How Hunter Pence Has Rebounded from $90M Bust to Shocking 2019 Star
May 15, 2019
Last season, Hunter Pence looked like the definition of done. He slashed .226/.258/.332 in 97 games with the San Francisco Giants and posted a career-worst .590 OPS. On April 13 this season, he turned 36—not generally an age at which players crank back the clock.
Yet, crank it back he has.
After he signed a minor league contract with the Texas Rangers during the offseason and made the team out of spring training, Pence is enjoying a career renaissance.
Through 26 games, the outfielder is hitting .316 with seven home runs, 25 RBI and a 1.047 OPS. He's also brought his irrepressible energy and quirky charm to a Texas team caught between a retool and a rebuild.
It's an improbable turnaround. Or not, if you ask his old skipper.

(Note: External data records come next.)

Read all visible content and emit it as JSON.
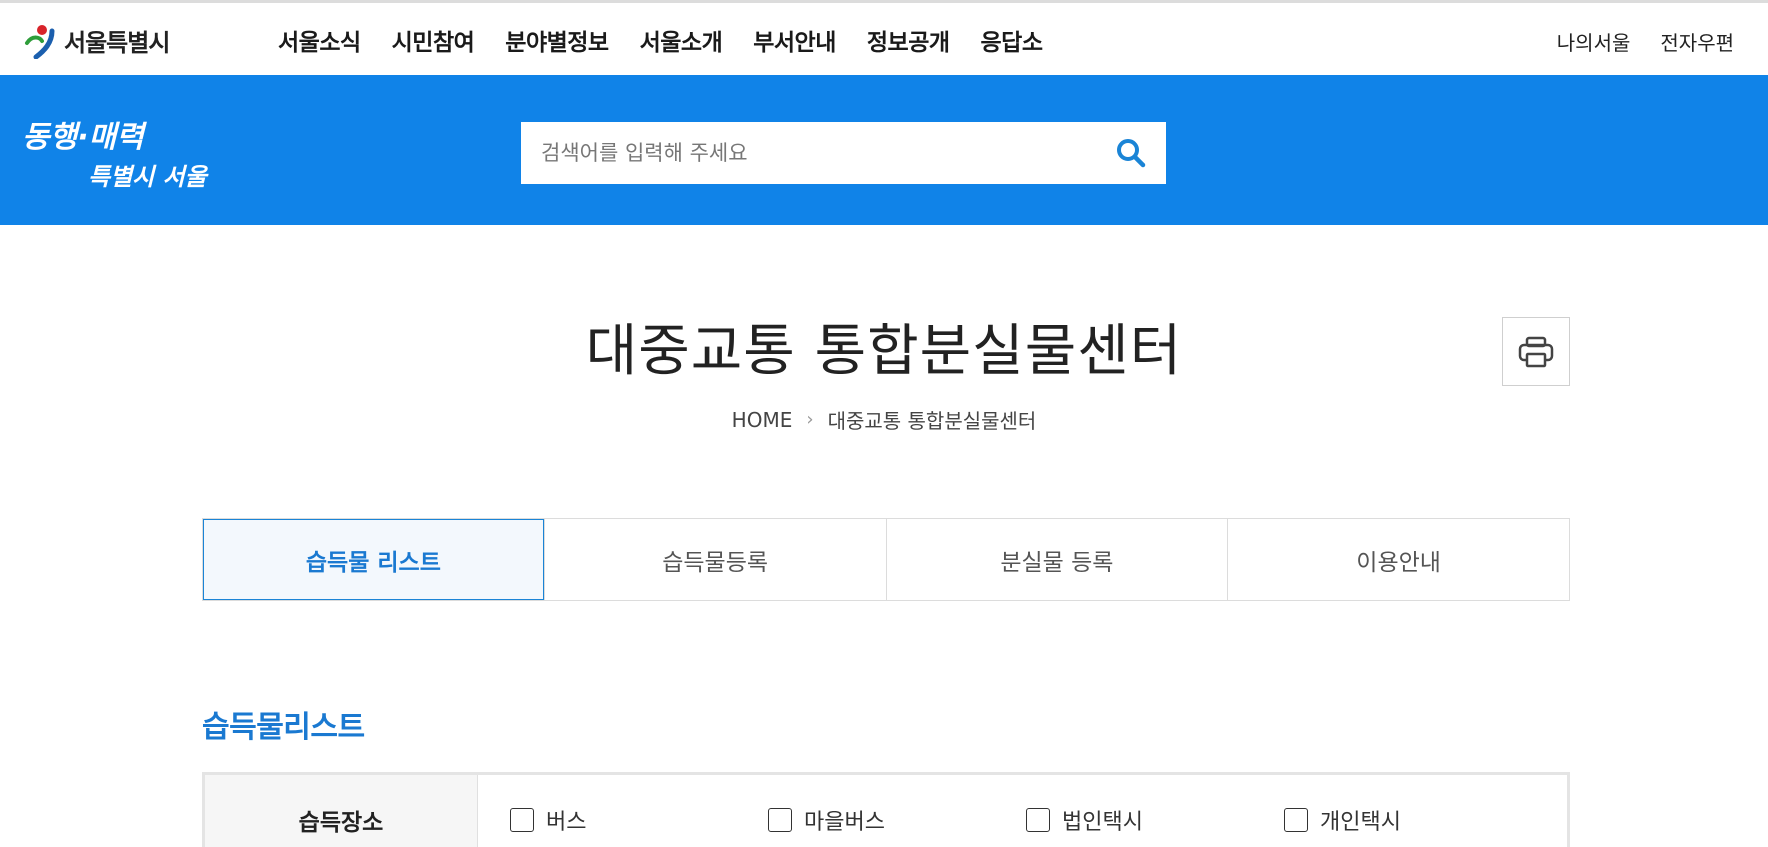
{
  "header": {
    "logo_text": "서울특별시",
    "nav_items": [
      "서울소식",
      "시민참여",
      "분야별정보",
      "서울소개",
      "부서안내",
      "정보공개",
      "응답소"
    ],
    "util_items": [
      "나의서울",
      "전자우편"
    ]
  },
  "band": {
    "slogan_line1": "동행·매력",
    "slogan_line2": "특별시 서울",
    "search_placeholder": "검색어를 입력해 주세요"
  },
  "page": {
    "title": "대중교통 통합분실물센터",
    "breadcrumb": [
      "HOME",
      "대중교통 통합분실물센터"
    ]
  },
  "tabs": [
    {
      "label": "습득물 리스트",
      "active": true
    },
    {
      "label": "습득물등록",
      "active": false
    },
    {
      "label": "분실물 등록",
      "active": false
    },
    {
      "label": "이용안내",
      "active": false
    }
  ],
  "section": {
    "title": "습득물리스트",
    "filter_label": "습득장소",
    "options": [
      "버스",
      "마을버스",
      "법인택시",
      "개인택시"
    ]
  },
  "colors": {
    "brand_blue": "#1083e8",
    "accent_blue": "#1a79d1"
  }
}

"That man, he's willed his way through a lot of things," Giants manager Bruce Bochy said, per John Shea of the San Francisco Chronicle. "I'm not surprised by anything he does."
During his years with the Giants, Pence was known for rolling around on a scooter, delivering champagne-drenched clubhouse soliloquies (note: contains NSFW language) and providing at least one literally unbelievable postseason hit.
But beyond the outsized personality and herky-jerky playing style, Pence was dang good. Between 2007—when he debuted with the Houston Astros—and 2014, he made three All-Star teams, won two rings and signed a five-year, $90 million contract with San Francisco in September 2013.
By 2015, injuries and underperformance crept in. As the Giants' even-year dynasty faded in the rearview, Pence's performance faded, too.
He left San Francisco as a beloved figure and penned a touching farewell in The Players' Tribune. It felt like a goodbye—the end of another solid MLB career. Father Time is undefeated, as they say.
In typical Pence fashion, things didn't go according to the script.

He instead caught on with the Rangers—a fitting destination considering he graduated from Arlington High School. He hit well enough in spring to earn a job. Then, he kept hitting.
Maybe this shouldn't be such a huge surprise. Pence's hard-contact rate, per FanGraphs, was 30.3 percent in 2018, just slightly below his career mark of 30.8 percent. It's not like he forgot how to hit.
So far this year, that figure sits at 53.1 percent.
That'll surely level out. But Pence's .316 batting average on balls in play in 2019 is lower than his career BABIP of .318. Given how he's been scalding the ball, he's actually been a tad unlucky.
What's the secret to his unexpected and dramatic about-face?
Pence played in the Dominican Winter League during the offseason and reworked his unorthodox swing.
"It looks different and feels different," Pence said of his new approach, which he developed alongside hitting instructor Doug Latta, per Jon Tayler of Sports Illustrated. "The bat path is totally different, and the muscles I'm firing with are different. But because it's me and my genetics, you're going to see similar movements."
Pence is also playing in a much more offense-conducive yard. Globe Life Park in Arlington is the 12th-most hitter-friendly stadium in baseball, according to ESPN's Park Factors, while San Francisco's Oracle Park ranks No. 27.

Add it up—the new swing, the homecoming, the new home field—and you've got a whole new Pence. Or, maybe, you've got the old Pence back. It's only May. But if he keeps it up, another All-Star nod could be on the table.
"If you know Hunter Pence, you know he's going to stop at nothing to succeed," Pence's former Giants teammate Mac Williamson said, per Tayler. "His mental fortitude is above and beyond everyone else's."
Now, once again, he's got the results to match.
So much for being done.
All statistics current entering play Tuesday and courtesy of Baseball Reference and FanGraphs.